The current study also modeled the most severe injury scenario of radial
head fracture combined with both medial and lateral collateral ligament
disruption. To our knowledge, this combination of injuries has not been
previously reported in a biomechanical study. Ligament disruption had a
greater effect on elbow instability than did radial head excision itself. The
elbows were still unstable following radial head arthroplasty, emphasizing the
importance of ligament repair in elbows with combined medial and lateral
soft-tissue disruption.
Radial head fractures often involve the entire radial head but rarely may
extend distally to involve a substantial portion of the radial neck. With use
of the modular implant that was employed in this study, it was possible to
make up for a large radial neck deficiency. Although gross valgus instability
was evident in association with combined radial head excision and medial
collateral ligament deficiency with the arm in the valgus gravity-loaded
position, this instability might have been even more pronounced with a more
distal excision of the radial neck as contact of the radial neck with the
capitellum would have been reduced. Radial head arthroplasty in the setting of
a substantial concomitant radial neck fracture is challenging and may require
fixation of the neck before radial head implantation. Our conclusions
regarding radial head arthroplasty only apply if the length of the proximal
part of the radius is accurately restored with an appropriately sized
implant.
In conclusion, this cadaveric study demonstrated that elbow kinematics and
stability are altered following radial head excision and improved following
radial head arthroplasty in elbows with intact ligaments.

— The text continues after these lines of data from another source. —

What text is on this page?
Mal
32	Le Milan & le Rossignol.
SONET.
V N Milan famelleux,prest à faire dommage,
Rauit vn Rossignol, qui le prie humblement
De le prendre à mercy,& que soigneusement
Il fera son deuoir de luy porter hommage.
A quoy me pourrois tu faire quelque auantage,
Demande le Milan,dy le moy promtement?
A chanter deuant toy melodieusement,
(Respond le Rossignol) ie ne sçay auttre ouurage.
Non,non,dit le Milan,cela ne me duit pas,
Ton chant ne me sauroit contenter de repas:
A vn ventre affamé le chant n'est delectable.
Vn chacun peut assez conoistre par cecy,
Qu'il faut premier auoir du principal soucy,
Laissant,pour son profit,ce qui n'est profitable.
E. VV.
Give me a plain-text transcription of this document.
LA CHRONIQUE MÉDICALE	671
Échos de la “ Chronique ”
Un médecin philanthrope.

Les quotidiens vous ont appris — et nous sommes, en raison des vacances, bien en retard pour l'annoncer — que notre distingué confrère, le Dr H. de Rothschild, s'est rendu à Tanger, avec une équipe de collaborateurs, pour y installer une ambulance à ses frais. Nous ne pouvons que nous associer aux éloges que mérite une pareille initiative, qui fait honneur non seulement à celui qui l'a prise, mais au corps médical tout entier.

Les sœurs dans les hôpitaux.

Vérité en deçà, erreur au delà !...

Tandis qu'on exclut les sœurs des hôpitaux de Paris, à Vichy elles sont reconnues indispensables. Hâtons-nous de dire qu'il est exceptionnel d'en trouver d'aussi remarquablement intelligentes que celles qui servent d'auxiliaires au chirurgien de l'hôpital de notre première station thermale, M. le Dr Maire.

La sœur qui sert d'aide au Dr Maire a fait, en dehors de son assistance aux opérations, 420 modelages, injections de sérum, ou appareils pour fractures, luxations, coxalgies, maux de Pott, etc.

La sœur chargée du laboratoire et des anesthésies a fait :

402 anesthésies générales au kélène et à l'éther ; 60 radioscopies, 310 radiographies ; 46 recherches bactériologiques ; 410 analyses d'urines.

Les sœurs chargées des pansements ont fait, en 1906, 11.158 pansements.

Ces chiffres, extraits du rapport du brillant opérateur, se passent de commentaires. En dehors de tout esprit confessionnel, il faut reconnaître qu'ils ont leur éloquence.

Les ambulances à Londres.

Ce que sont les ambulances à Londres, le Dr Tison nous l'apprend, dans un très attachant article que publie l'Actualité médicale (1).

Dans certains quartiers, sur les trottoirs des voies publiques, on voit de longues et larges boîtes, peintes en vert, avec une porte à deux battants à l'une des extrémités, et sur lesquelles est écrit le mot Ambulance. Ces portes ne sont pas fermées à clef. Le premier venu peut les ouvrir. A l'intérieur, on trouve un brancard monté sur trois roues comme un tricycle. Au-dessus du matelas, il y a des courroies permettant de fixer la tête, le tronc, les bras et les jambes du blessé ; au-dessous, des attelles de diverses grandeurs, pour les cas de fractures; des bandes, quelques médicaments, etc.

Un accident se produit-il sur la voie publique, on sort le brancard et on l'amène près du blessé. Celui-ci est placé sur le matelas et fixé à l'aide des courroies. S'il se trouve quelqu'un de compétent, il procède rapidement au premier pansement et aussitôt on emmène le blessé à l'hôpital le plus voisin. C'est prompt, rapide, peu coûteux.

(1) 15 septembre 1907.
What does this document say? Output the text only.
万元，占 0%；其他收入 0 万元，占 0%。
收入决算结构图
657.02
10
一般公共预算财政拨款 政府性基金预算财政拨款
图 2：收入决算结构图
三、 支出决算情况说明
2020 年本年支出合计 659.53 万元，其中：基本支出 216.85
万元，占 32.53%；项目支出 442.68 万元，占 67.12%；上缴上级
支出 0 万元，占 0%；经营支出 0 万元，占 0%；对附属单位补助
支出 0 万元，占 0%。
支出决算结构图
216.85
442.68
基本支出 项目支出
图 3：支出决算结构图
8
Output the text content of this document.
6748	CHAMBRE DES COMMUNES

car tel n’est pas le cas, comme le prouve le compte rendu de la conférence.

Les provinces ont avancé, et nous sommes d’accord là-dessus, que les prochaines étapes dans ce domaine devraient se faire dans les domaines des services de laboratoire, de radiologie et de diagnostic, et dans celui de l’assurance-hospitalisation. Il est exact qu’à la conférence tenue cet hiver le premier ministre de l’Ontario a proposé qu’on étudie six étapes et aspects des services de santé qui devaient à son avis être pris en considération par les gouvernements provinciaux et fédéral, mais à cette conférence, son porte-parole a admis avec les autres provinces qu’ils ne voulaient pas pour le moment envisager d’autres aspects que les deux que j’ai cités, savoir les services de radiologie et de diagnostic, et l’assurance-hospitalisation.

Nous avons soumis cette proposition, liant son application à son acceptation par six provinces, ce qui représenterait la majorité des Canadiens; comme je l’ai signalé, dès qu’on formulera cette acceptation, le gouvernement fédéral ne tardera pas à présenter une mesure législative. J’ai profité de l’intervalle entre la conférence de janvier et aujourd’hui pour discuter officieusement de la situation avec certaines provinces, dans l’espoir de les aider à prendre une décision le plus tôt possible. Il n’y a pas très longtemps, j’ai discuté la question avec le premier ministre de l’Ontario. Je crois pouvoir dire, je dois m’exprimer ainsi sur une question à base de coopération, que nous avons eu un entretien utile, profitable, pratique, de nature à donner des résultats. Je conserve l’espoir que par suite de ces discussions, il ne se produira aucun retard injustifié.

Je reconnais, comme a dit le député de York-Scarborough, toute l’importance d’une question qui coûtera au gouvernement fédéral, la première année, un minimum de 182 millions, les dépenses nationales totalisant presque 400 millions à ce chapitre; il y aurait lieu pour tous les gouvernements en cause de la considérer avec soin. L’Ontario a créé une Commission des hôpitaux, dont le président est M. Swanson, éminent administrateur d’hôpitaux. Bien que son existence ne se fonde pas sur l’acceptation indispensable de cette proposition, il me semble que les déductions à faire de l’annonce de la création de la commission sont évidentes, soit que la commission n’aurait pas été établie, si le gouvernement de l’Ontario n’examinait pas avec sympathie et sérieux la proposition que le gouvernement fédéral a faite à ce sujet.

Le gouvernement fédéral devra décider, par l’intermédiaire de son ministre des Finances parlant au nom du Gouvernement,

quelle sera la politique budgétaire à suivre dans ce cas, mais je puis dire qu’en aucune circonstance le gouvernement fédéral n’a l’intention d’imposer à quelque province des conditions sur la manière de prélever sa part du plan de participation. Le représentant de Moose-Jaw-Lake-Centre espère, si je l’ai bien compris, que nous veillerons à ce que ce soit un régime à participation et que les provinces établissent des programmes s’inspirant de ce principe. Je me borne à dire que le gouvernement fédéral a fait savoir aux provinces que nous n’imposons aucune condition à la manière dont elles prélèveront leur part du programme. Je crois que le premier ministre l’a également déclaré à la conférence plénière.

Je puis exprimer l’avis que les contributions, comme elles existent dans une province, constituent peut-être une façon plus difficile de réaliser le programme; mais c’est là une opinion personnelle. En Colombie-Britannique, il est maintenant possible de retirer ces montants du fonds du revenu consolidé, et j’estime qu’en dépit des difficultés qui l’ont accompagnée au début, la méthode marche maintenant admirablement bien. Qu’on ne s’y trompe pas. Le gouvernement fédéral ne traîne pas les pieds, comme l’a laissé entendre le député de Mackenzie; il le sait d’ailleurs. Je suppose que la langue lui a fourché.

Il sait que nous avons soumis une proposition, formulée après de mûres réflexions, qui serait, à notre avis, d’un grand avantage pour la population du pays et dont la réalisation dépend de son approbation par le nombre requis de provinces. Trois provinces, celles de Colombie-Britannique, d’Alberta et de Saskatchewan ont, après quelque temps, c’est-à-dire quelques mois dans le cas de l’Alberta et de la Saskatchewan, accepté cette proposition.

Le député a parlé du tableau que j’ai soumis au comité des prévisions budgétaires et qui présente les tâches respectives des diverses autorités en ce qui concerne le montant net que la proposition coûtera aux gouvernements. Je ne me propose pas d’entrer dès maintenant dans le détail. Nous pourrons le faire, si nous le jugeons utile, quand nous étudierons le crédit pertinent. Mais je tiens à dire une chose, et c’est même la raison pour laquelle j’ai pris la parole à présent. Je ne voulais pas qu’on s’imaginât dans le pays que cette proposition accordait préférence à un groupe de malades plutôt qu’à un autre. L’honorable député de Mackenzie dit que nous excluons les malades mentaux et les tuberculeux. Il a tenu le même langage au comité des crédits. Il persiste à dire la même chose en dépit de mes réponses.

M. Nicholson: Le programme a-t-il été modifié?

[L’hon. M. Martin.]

Radial head excision
decreases the stability of elbows with disruption of the medial collateral
ligament, those with disruption of the lateral collateral ligament, and those
with disruption of both the medial and the lateral collateral ligament. Radial
head arthroplasty in elbows with these ligamentous injuries improves stability
(i.e., to a level similar to that seen in elbows with a native radial head)
but does not return it to normal. Radial head arthroplasty alone may be
insufficient for the treatment of complex elbow instability, and concomitant
repair of ligaments and muscular origins should be considered when possible.